Les groupes environnementaux et les législateurs démocrates contesteront probablement le dernier accord après les accords précédents du début de cette année. Les responsables de l'État de Californie ont déjà conclu un accord avec Golden State Wind ; la California Energy Commission a des détails sur le paiement.
« Donald Trump utilise l’argent de vos impôts pour rendre l’Amérique plus dépendante des combustibles fossiles sales et volatils », a déclaré mercredi le représentant Jared Huffman (Démocrate de San Rafael). « Il paie les sociétés énergétiques pour qu'elles suppriment l'énergie éolienne offshore locale, ce qui permettra d'alimenter le réseau en électricité, de réduire les factures d'énergie et de créer de bons emplois, et il réinvestit cet argent directement dans les combustibles fossiles, laissant les familles à la merci de chaque flambée des prix et de chaque choc mondial.

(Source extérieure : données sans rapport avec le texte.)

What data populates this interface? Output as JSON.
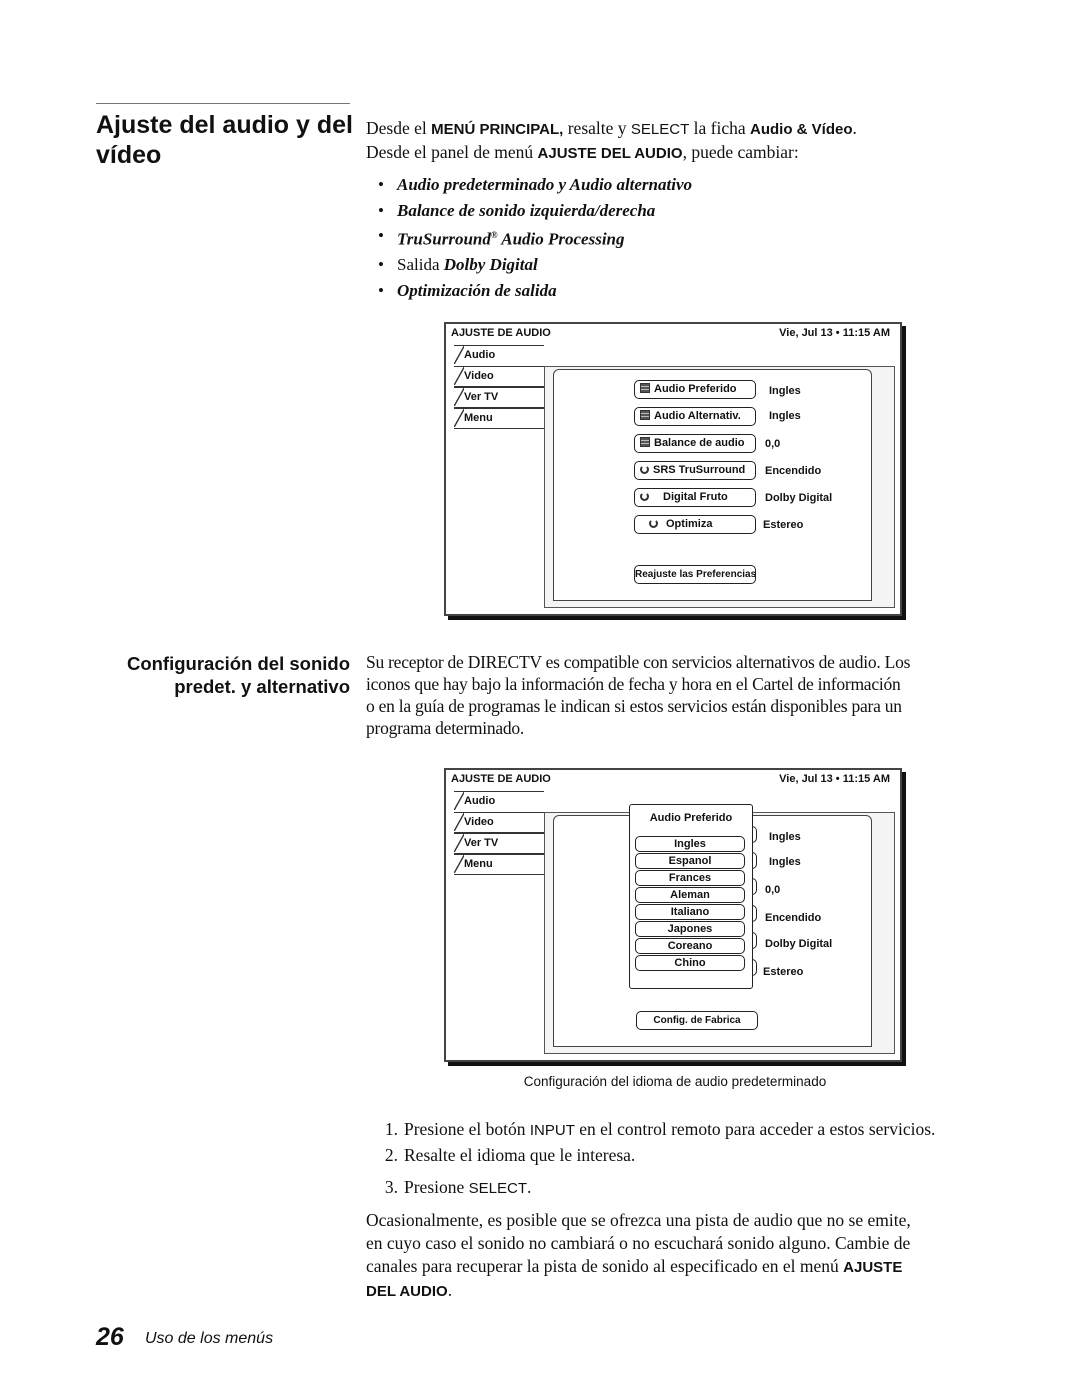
{
  "section1": {
    "heading": "Ajuste del audio y del vídeo",
    "intro_line1": [
      "Desde el ",
      "MENÚ PRINCIPAL,",
      " resalte y ",
      "SELECT",
      " la ficha ",
      "Audio & Vídeo",
      "."
    ],
    "intro_line2": [
      "Desde el panel de menú ",
      "AJUSTE DEL AUDIO",
      ", puede cambiar:"
    ],
    "bullets": [
      {
        "text": "Audio predeterminado y Audio alternativo"
      },
      {
        "text": "Balance de sonido izquierda/derecha"
      },
      {
        "text": "TruSurround",
        "sup": "®",
        "rest": " Audio Processing"
      },
      {
        "prefix": "Salida ",
        "text": "Dolby Digital"
      },
      {
        "text": "Optimización de salida"
      }
    ]
  },
  "screen1": {
    "title": "AJUSTE DE AUDIO",
    "datetime": "Vie, Jul 13 • 11:15 AM",
    "tabs": [
      "Audio",
      "Video",
      "Ver TV",
      "Menu"
    ],
    "settings": [
      {
        "label": "Audio Preferido",
        "icon": "list-icon",
        "value": "Ingles"
      },
      {
        "label": "Audio Alternativ.",
        "icon": "list-icon",
        "value": "Ingles"
      },
      {
        "label": "Balance de audio",
        "icon": "list-icon",
        "value": "0,0"
      },
      {
        "label": "SRS TruSurround",
        "icon": "cycle-icon",
        "value": "Encendido"
      },
      {
        "label": "Digital Fruto",
        "icon": "cycle-icon",
        "value": "Dolby Digital"
      },
      {
        "label": "Optimiza",
        "icon": "cycle-icon",
        "value": "Estereo"
      }
    ],
    "reset_button": "Reajuste las Preferencias"
  },
  "section2": {
    "heading_line1": "Configuración del sonido",
    "heading_line2": "predet. y alternativo",
    "paragraph": [
      "Su receptor de DIRECTV es compatible con servicios alternativos de audio. Los",
      "iconos que hay bajo la información de fecha y hora en el Cartel de información",
      "o en la guía de programas le indican si estos servicios están disponibles para un",
      "programa determinado."
    ]
  },
  "screen2": {
    "title": "AJUSTE DE AUDIO",
    "datetime": "Vie, Jul 13 • 11:15 AM",
    "tabs": [
      "Audio",
      "Video",
      "Ver TV",
      "Menu"
    ],
    "popup_title": "Audio Preferido",
    "options": [
      "Ingles",
      "Espanol",
      "Frances",
      "Aleman",
      "Italiano",
      "Japones",
      "Coreano",
      "Chino"
    ],
    "values": [
      "Ingles",
      "Ingles",
      "0,0",
      "Encendido",
      "Dolby Digital",
      "Estereo"
    ],
    "factory_button": "Config. de Fabrica"
  },
  "caption": "Configuración del idioma de audio predeterminado",
  "steps": [
    {
      "num": "1.",
      "parts": [
        "Presione el botón ",
        "INPUT",
        " en el control remoto para acceder a estos servicios."
      ]
    },
    {
      "num": "2.",
      "parts": [
        "Resalte el idioma que le interesa."
      ]
    },
    {
      "num": "3.",
      "parts": [
        "Presione ",
        "SELECT",
        "."
      ]
    }
  ],
  "closing": {
    "lines": [
      "Ocasionalmente, es posible que se ofrezca una pista de audio que no se emite,",
      "en cuyo caso el sonido no cambiará o no escuchará sonido alguno. Cambie de",
      "canales para recuperar la pista de sonido al especificado en el menú "
    ],
    "bold1": "AJUSTE",
    "bold2": "DEL AUDIO",
    "end": "."
  },
  "footer": {
    "page_number": "26",
    "section": "Uso de los menús"
  }
}
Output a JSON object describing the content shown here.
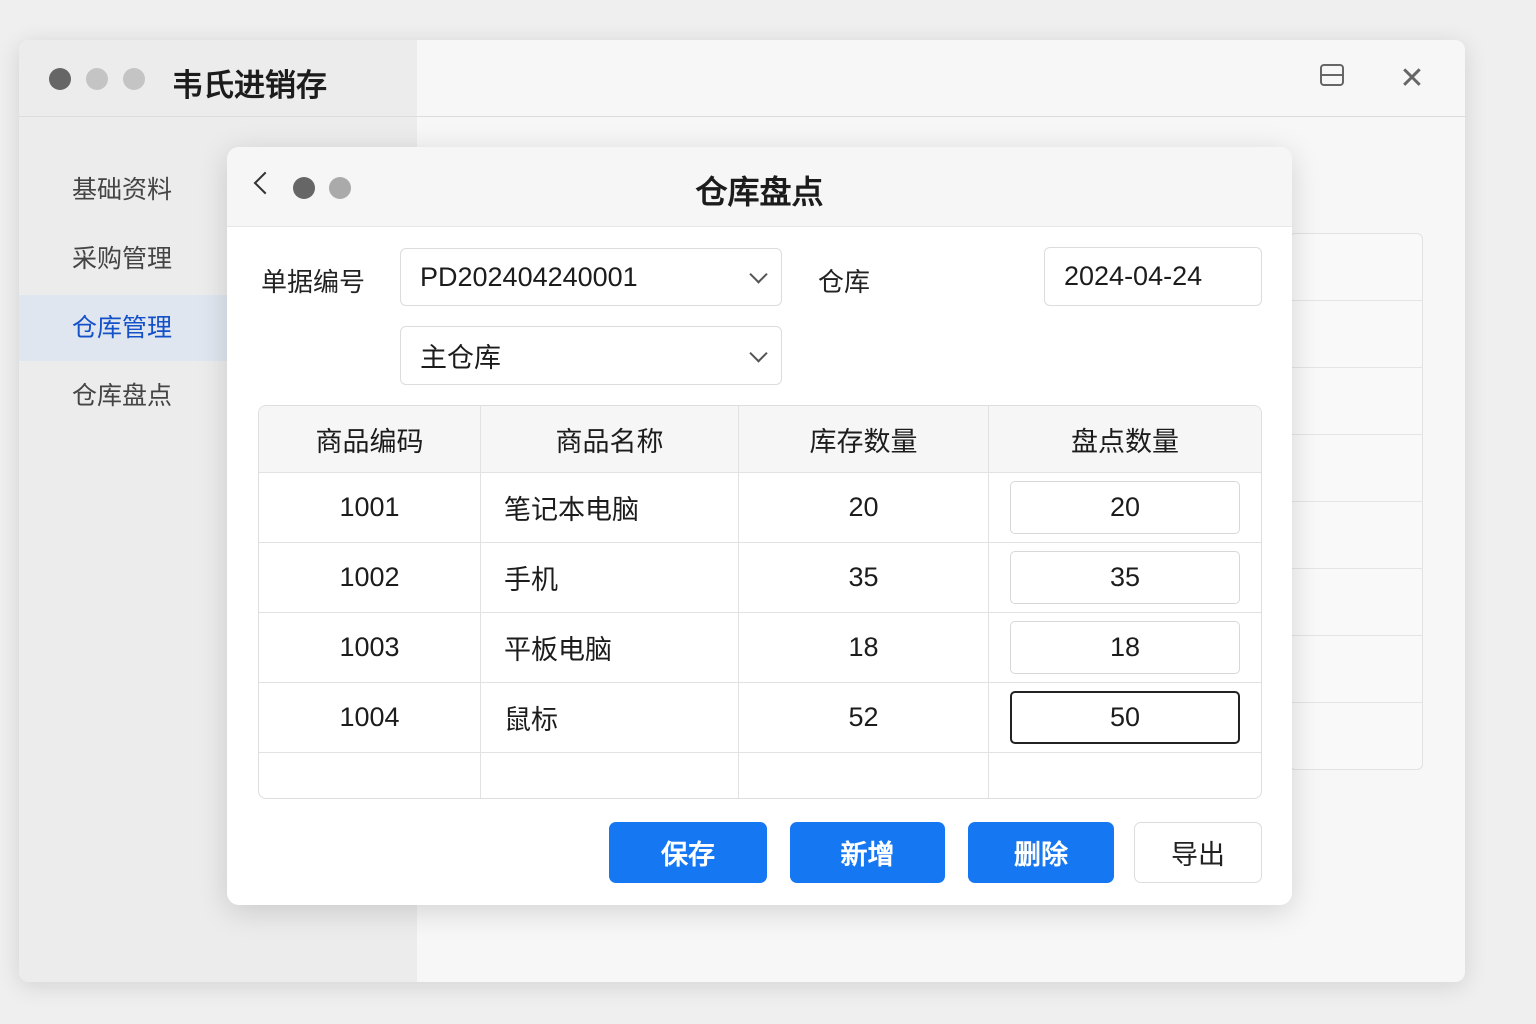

Il est difficile d'imaginer une utilisation plus rétrospective de l'argent des contribuables. »
Eddie Ahn, directeur exécutif de Brightline Defense, un groupe à but non lucratif de défense de la justice environnementale et des politiques, a déclaré de la même manière que l'accord « arrache » des emplois et des investissements aux Californiens. « La Californie devrait enquêter sur ce deuxième accord en coulisses avec toute la rigueur de la loi et exiger des comptes pour cette utilisation abusive flagrante des fonds des contribuables », a-t-il déclaré.
Les responsables d'Invenergy – le plus grand producteur d'électricité indépendant et privé en Amérique du Nord – ont déclaré que l'accord était motivé par la forte demande d'électricité, qui devrait croître jusqu'à 40 % au cours de la prochaine décennie, en grande partie grâce aux centres de données d'IA. L'entreprise « se concentre sur la fourniture d'une énergie fiable et abordable à nos clients et sur le soutien d'investissements disciplinés à grande échelle », a déclaré Daniel Runyan, vice-président senior du développement.
Une source proche de l’entreprise a déclaré que la décision de s’éloigner de l’éolien offshore est également le reflet de réalités politiques et de marché auxquelles on ne peut échapper à l’heure actuelle. Le gaz naturel et la géothermie sont tous deux considérés comme des moyens plus rapides de répondre à la demande, a indiqué la source.
La société envisage de commencer des forages exploratoires géothermiques plus tard cette année dans l'ouest des États-Unis, a indiqué la source, y compris sur des sites potentiels en Californie, en Idaho, au Nevada et dans d'autres États.